NY group is nixing Audubon
‘Racist’ founder out
They’re bidding it Audubon voyage.
After months of deliberation, New York City Audubon decided to stop using founder John James Audubon’s name for the bird lovers’ group, citing Audubon’s legacy of white supremacy.
The nonprofit will begin a process to develop a new name that “embodies our organizational values” and is “inclusive and welcoming to all New Yorkers,” Executive Director Jessica Wilson wrote in an email to members.
While the group acknowledged that the naturalist’s contributions to art and ornithology are “significant” and fostered “an appreciation of nature and conservation ethos” in the US, it deemed his views and actions toward “people of color and Indigenous people” to be “harmful and offensive.”
While it didn’t list specific problematic views, the naturalist’s family owned enslaved people during the early part of the 19th century and Audubon was also infamously critical of the abolitionist movement on both sides of the pond.
Naturally, the city chapter grappled with the potential cost of ditching the Audubon name for the group, which has amassed 10,000 members since its founding in 1979, The New York Times reported.
The Audubon name also has deep roots in New York City as Audubon and his family lived in the 1840s in what is modern-day Washington Heights.
But Wilson said the group decided that “symbols matter.”
“They matter in our efforts to engage New Yorkers with birds, nature and conservation,” she said.
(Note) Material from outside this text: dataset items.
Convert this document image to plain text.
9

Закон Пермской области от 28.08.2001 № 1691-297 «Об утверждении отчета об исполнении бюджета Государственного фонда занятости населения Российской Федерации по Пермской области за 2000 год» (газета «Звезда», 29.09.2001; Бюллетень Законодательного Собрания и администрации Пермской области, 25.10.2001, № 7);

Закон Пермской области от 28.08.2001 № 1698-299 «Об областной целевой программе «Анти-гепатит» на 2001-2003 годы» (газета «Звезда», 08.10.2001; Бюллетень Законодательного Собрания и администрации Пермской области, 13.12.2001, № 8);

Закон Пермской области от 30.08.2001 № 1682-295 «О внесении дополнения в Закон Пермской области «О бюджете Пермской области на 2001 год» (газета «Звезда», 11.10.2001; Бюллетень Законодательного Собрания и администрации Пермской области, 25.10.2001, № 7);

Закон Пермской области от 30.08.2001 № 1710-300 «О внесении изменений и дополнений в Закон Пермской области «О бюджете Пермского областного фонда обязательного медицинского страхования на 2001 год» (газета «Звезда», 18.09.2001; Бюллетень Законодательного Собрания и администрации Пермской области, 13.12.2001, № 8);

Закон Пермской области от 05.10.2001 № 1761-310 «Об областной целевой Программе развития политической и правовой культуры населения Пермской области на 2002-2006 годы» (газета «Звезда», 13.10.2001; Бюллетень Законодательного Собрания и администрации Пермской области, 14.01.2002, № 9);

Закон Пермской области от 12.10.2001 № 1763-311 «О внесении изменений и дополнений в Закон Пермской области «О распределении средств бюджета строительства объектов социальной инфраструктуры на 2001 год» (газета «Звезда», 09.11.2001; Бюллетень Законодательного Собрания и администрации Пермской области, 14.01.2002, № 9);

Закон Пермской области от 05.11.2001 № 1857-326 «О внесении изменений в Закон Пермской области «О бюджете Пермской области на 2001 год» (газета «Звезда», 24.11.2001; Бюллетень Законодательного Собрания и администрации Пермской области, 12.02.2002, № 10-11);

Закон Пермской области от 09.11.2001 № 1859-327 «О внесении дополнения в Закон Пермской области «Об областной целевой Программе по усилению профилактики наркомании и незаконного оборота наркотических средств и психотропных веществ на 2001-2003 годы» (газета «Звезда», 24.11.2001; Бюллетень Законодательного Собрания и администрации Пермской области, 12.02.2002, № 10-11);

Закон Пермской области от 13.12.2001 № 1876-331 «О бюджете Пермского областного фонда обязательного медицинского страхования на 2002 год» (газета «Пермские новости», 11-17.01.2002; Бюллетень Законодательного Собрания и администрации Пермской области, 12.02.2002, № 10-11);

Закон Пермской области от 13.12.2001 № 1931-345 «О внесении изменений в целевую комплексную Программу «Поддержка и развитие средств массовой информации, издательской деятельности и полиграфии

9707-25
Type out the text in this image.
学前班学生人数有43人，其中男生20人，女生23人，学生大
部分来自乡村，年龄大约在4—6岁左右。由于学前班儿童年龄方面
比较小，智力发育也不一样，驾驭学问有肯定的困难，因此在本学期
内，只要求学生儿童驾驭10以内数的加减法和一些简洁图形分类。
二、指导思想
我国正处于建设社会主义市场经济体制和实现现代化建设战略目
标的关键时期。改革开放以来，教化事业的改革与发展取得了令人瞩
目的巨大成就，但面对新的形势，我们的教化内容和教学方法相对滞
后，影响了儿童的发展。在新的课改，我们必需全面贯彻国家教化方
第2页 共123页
Karen Benfield, NYC Audubon board president, agreed, saying that to protect dwindling bird populations, “we need wide support, as many voices as possible, and that is not served by having a name that is divisive and has such deeply negative connotations for so many, both within and outside of our organization.”
The parent nonprofit National Audubon Society, though, voted to keep its name last week on the grounds that “the organization transcends one person’s name.”